The number seven has mystical significance in many traditions and domains. The mystical importance of the number seven could be related to the fact that seven is the largest single integer that is a prime number. No doubt there are many other reasons as well. The idea of the seven directions is prominent in Native American spirituality. While there are four acknowledged directions, North, South, East, and West, in sacred ceremony one also acknowledges up for Father Sky, down for Mother Earth, and within for the spirit that dwells within each person. Also found in Native American religious tradition are the seven spiritual gifts of White Buffalo Calf Woman. Roman Catholics acknowledge the seven sorrows, or Dolores, of the Virgin Mary. Christian tradition recognizes seven gifts of The Holy Spirit: Wisdom, Knowledge, Counsel, Fortitude, Understanding, Piety, and Fear of the Lord. The rabbis acknowledge seven fruits that were brought as offerings to the temple at the time of Shavuot, the first harvest festival, which occurs 49 days (seven times seven) after Passover. These first fruits according to Kabbala, the Jewish system of mysticism, correspond to the seven lower sefirot. Exploration of this is worth another whole blog which maybe I’ll get to some time. But briefly, here is what I understand about the seven fruits:
Wheat symbolizes chesed, or kindness.
Barley symbolizes gevura, or restraint.
Grapes symbolize tiferet, or beauty.
Figs symbolize netzach, or endurance.
Pomegranates symbolize hod, or majesty and glory.
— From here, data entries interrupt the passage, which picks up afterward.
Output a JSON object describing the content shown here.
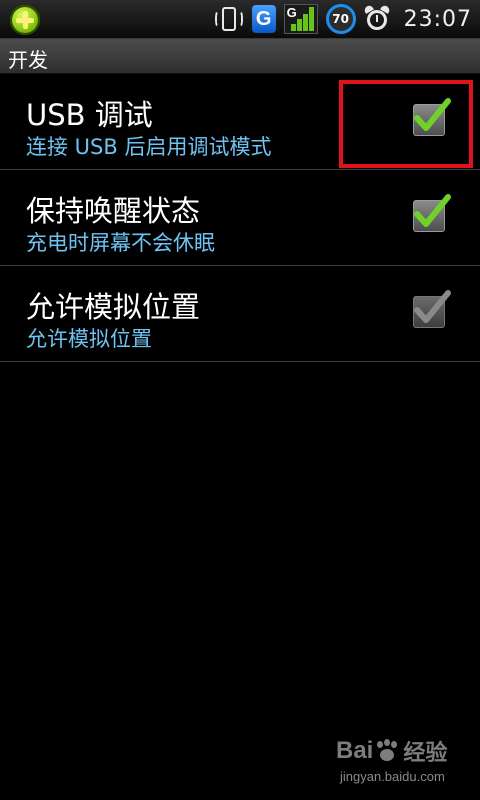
{
  "status_bar": {
    "icons": [
      "app-plus-icon",
      "phone-vibrate-icon",
      "g-app-icon",
      "signal-icon",
      "battery-icon",
      "alarm-icon"
    ],
    "battery_level": "70",
    "network_label": "G",
    "app_letter": "G",
    "time": "23:07"
  },
  "title_bar": {
    "title": "开发"
  },
  "settings": [
    {
      "title": "USB 调试",
      "summary": "连接 USB 后启用调试模式",
      "checked": true,
      "enabled": true
    },
    {
      "title": "保持唤醒状态",
      "summary": "充电时屏幕不会休眠",
      "checked": true,
      "enabled": true
    },
    {
      "title": "允许模拟位置",
      "summary": "允许模拟位置",
      "checked": true,
      "enabled": false
    }
  ],
  "annotation": {
    "highlight_color": "#e0121c"
  },
  "watermark": {
    "brand_left": "Bai",
    "brand_right": "经验",
    "url": "jingyan.baidu.com"
  },
  "colors": {
    "check_enabled": "#6fd12a",
    "check_disabled": "#8a8a8a",
    "summary_text": "#6ec3f3"
  }
}
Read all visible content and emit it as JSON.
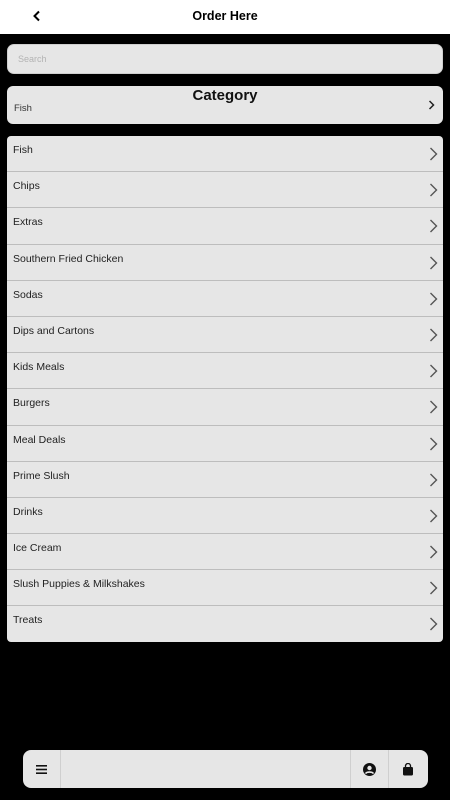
{
  "header": {
    "title": "Order Here",
    "back_icon": "chevron-left-icon"
  },
  "search": {
    "placeholder": "Search",
    "value": ""
  },
  "category": {
    "heading": "Category",
    "selected": "Fish"
  },
  "categories": [
    {
      "label": "Fish"
    },
    {
      "label": "Chips"
    },
    {
      "label": "Extras"
    },
    {
      "label": "Southern Fried Chicken"
    },
    {
      "label": "Sodas"
    },
    {
      "label": "Dips and Cartons"
    },
    {
      "label": "Kids Meals"
    },
    {
      "label": "Burgers"
    },
    {
      "label": "Meal Deals"
    },
    {
      "label": "Prime Slush"
    },
    {
      "label": "Drinks"
    },
    {
      "label": "Ice Cream"
    },
    {
      "label": "Slush Puppies & Milkshakes"
    },
    {
      "label": "Treats"
    }
  ],
  "bottom_nav": {
    "menu_icon": "hamburger-menu-icon",
    "account_icon": "user-circle-icon",
    "basket_icon": "shopping-bag-icon"
  },
  "colors": {
    "background": "#000000",
    "panel": "#e6e6e6",
    "header": "#ffffff"
  }
}
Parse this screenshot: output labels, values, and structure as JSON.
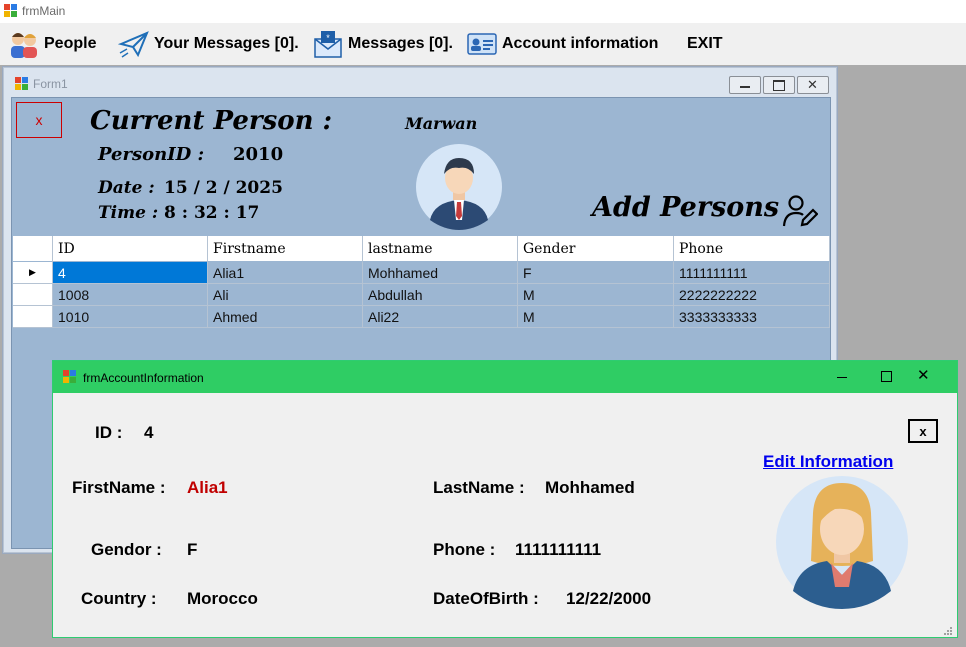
{
  "main_window": {
    "title": "frmMain"
  },
  "menu": {
    "people": "People",
    "your_messages": "Your Messages [0].",
    "messages": "Messages [0].",
    "account_information": "Account information",
    "exit": "EXIT"
  },
  "form1": {
    "title": "Form1",
    "close_label": "x",
    "current_person_label": "Current Person :",
    "person_id_label": "PersonID :",
    "person_id_value": "2010",
    "user_name": "Marwan",
    "date_label": "Date :",
    "date_value": "15 / 2 / 2025",
    "time_label": "Time :",
    "time_value": "8 : 32 : 17",
    "add_persons_label": "Add Persons"
  },
  "grid": {
    "columns": [
      "ID",
      "Firstname",
      "lastname",
      "Gender",
      "Phone"
    ],
    "rows": [
      [
        "4",
        "Alia1",
        "Mohhamed",
        "F",
        "1111111111"
      ],
      [
        "1008",
        "Ali",
        "Abdullah",
        "M",
        "2222222222"
      ],
      [
        "1010",
        "Ahmed",
        "Ali22",
        "M",
        "3333333333"
      ]
    ]
  },
  "account_window": {
    "title": "frmAccountInformation",
    "close_label": "x",
    "edit_link": "Edit Information",
    "id_label": "ID :",
    "id_value": "4",
    "firstname_label": "FirstName :",
    "firstname_value": "Alia1",
    "lastname_label": "LastName :",
    "lastname_value": "Mohhamed",
    "gender_label": "Gendor :",
    "gender_value": "F",
    "phone_label": "Phone :",
    "phone_value": "1111111111",
    "country_label": "Country :",
    "country_value": "Morocco",
    "dob_label": "DateOfBirth  :",
    "dob_value": "12/22/2000"
  },
  "colors": {
    "accent_green": "#2fcd64",
    "selection_blue": "#0078d7",
    "highlight_red": "#c00000",
    "link_blue": "#0000ee"
  },
  "icons": [
    "app-icon",
    "people-icon",
    "paper-plane-icon",
    "envelope-icon",
    "id-card-icon",
    "user-edit-icon",
    "male-avatar-icon",
    "female-avatar-icon"
  ]
}
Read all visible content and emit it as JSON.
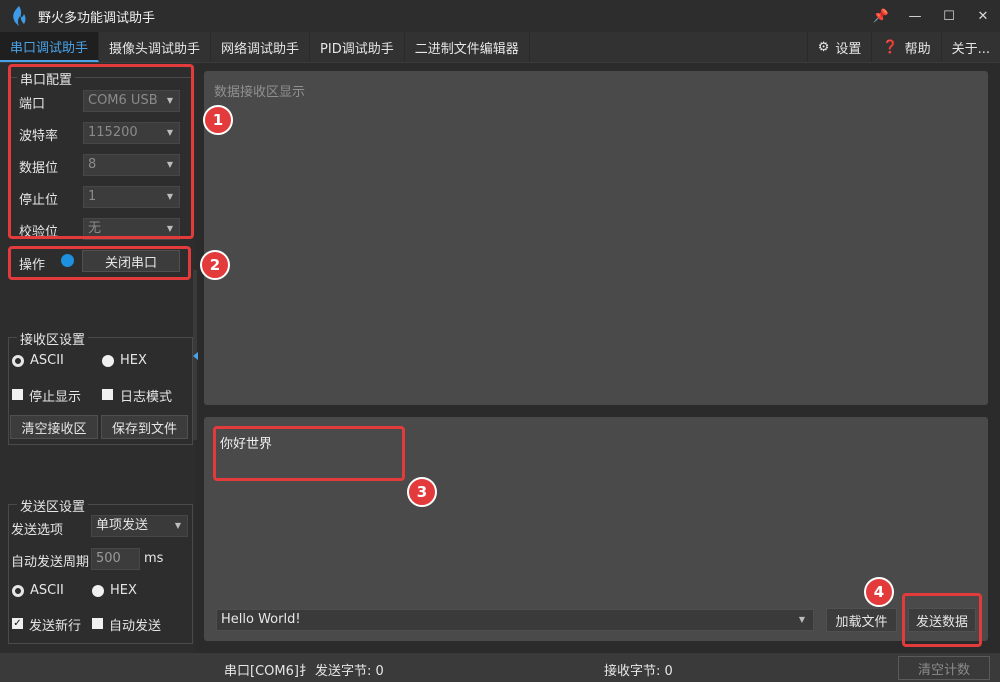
{
  "window": {
    "title": "野火多功能调试助手",
    "controls": [
      "📌",
      "—",
      "☐",
      "✕"
    ]
  },
  "tabs": [
    {
      "label": "串口调试助手",
      "active": true
    },
    {
      "label": "摄像头调试助手"
    },
    {
      "label": "网络调试助手"
    },
    {
      "label": "PID调试助手"
    },
    {
      "label": "二进制文件编辑器"
    }
  ],
  "tabs_right": [
    {
      "icon": "gear-icon",
      "glyph": "⚙",
      "label": "设置"
    },
    {
      "icon": "help-icon",
      "glyph": "❓",
      "label": "帮助"
    },
    {
      "label": "关于..."
    }
  ],
  "serial_config": {
    "title": "串口配置",
    "port_label": "端口",
    "port_value": "COM6 USB",
    "baud_label": "波特率",
    "baud_value": "115200",
    "databits_label": "数据位",
    "databits_value": "8",
    "stopbits_label": "停止位",
    "stopbits_value": "1",
    "parity_label": "校验位",
    "parity_value": "无"
  },
  "operation": {
    "label": "操作",
    "close_button": "关闭串口",
    "led_color": "#1e90e0"
  },
  "recv_settings": {
    "title": "接收区设置",
    "ascii": "ASCII",
    "hex": "HEX",
    "stop_display": "停止显示",
    "log_mode": "日志模式",
    "clear_button": "清空接收区",
    "save_button": "保存到文件"
  },
  "send_settings": {
    "title": "发送区设置",
    "option_label": "发送选项",
    "option_value": "单项发送",
    "period_label": "自动发送周期",
    "period_value": "500",
    "period_unit": "ms",
    "ascii": "ASCII",
    "hex": "HEX",
    "newline": "发送新行",
    "auto_send": "自动发送"
  },
  "receive_area": {
    "placeholder": "数据接收区显示"
  },
  "send_area": {
    "text": "你好世界",
    "history_value": "Hello World!",
    "load_file_button": "加载文件",
    "send_button": "发送数据"
  },
  "statusbar": {
    "port_status": "串口[COM6]扌",
    "sent_bytes": "发送字节: 0",
    "recv_bytes": "接收字节: 0",
    "clear_count": "清空计数"
  },
  "annotations": {
    "marker_1": "1",
    "marker_2": "2",
    "marker_3": "3",
    "marker_4": "4",
    "highlight_color": "#e33b3b"
  }
}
Olives symbolize yesod, or foundation.
Dates symbolize malchut, or kingdom.
It is believed that the eating of these seven foods mindfully can promote a spiritual path and deepen one’s relationship with God. It’s kind of like the spiritual act of a cat killing and eating a mouse. It’s the perfect execution of God’s will.
Well, that’s all the news from Happy Meadows for now. Be well, be safe, and may all your ceremonies be happy ones as you progress down your (hopefully) spiritual path. . Sholom y’all!